Still, there are downsides, such as having an unreleased track floating on the Web before a label approves of its release.

“It’s a double-edge sword for us,” said David Bell, director of digital marketing at the Zomba Label Group, which includes Jive Records, home to Justin Timberlake, Chris Brown, Ciara and Britney Spears, among others. Despite the potential of releasing songs first on YouTube, he said advertising on the radio is still a preferred method.

Slideshow: Celebrity Sightings “It’s another channel for leaked music,” Bell added. “It’s not just peer-to-peer sites anymore. All they’re trying to do is show their love for the artist, but at the end of the day, they’re taking a leaked track and (it’s) just sort of a multiplication of our music.”

Tribbett wasn’t initially keen on his songs being posted without his knowledge either. But now he believes YouTube had a major influence in helping the group’s album become successful one.

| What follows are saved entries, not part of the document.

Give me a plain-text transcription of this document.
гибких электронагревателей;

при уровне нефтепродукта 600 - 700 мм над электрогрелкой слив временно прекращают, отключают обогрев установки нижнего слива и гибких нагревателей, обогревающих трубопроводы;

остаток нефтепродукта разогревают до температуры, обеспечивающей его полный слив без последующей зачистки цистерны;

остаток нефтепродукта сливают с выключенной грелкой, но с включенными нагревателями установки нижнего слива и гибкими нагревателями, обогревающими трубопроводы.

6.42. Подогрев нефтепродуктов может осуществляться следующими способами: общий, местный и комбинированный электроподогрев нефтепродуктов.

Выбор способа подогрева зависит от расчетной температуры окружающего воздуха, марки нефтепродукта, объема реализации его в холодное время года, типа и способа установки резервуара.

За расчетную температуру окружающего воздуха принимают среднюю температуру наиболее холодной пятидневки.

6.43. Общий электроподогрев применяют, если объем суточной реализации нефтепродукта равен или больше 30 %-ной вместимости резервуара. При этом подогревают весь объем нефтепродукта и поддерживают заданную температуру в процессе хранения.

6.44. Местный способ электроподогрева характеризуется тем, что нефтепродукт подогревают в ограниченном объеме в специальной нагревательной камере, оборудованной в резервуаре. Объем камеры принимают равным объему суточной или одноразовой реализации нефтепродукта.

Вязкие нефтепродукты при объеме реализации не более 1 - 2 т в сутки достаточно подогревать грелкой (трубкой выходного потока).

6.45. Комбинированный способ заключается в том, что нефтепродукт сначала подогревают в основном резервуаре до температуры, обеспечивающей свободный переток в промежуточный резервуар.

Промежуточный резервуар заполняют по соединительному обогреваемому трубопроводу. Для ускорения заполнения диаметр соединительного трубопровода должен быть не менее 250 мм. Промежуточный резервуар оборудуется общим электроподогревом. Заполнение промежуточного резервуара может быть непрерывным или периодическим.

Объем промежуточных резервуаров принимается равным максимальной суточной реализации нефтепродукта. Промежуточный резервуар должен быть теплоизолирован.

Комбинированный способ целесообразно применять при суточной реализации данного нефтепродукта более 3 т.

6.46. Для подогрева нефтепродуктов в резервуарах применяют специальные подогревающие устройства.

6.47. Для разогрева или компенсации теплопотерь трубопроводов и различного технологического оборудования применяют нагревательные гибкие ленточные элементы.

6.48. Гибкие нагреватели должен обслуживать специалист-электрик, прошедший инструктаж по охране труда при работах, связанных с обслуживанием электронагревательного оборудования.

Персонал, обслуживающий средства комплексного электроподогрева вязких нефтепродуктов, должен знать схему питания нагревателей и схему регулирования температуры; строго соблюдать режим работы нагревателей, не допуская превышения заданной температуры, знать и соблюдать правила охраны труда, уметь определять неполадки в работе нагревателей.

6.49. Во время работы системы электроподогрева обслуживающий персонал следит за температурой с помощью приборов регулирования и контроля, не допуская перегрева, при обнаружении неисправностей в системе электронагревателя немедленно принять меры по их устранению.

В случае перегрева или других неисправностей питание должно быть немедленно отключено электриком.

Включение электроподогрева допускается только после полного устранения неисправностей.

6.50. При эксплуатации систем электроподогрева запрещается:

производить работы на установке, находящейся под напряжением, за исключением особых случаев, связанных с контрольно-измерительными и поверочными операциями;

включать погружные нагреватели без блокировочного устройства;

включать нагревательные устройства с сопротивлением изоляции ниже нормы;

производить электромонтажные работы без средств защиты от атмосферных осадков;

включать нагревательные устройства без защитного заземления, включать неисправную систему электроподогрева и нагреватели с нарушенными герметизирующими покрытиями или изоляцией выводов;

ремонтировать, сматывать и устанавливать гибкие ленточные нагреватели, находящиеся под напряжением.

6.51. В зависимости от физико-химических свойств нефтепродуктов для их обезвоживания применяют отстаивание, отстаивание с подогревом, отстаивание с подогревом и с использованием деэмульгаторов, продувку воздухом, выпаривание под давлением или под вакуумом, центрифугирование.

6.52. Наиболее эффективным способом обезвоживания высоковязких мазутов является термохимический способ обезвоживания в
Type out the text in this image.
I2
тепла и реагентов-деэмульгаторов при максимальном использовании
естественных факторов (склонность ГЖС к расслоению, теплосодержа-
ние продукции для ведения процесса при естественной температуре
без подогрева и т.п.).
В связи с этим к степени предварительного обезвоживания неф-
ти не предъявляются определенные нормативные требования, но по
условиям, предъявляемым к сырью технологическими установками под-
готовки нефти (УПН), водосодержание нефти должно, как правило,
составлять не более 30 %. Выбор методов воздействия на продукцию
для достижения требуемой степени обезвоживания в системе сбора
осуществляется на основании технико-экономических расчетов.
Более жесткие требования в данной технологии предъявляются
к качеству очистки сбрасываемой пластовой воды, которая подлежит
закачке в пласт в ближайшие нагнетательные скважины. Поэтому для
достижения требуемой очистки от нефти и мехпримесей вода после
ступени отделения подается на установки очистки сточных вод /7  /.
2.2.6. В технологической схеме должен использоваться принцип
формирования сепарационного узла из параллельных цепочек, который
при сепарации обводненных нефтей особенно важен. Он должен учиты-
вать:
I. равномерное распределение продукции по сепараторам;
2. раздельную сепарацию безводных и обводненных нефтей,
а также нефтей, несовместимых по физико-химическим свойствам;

“I said to myself, ‘Whoa, hold on. Who put my stuff out before the album even came out?” he recalled. “But I realized that’s the promotion that whet people’s appetites to the point where sales were better because that happened. So, I was like, ‘Well, never mind. Whoever it was, do it again.”’

© 2013 The Associated Press. All rights reserved. This material may not be published, broadcast, rewritten or redistributed.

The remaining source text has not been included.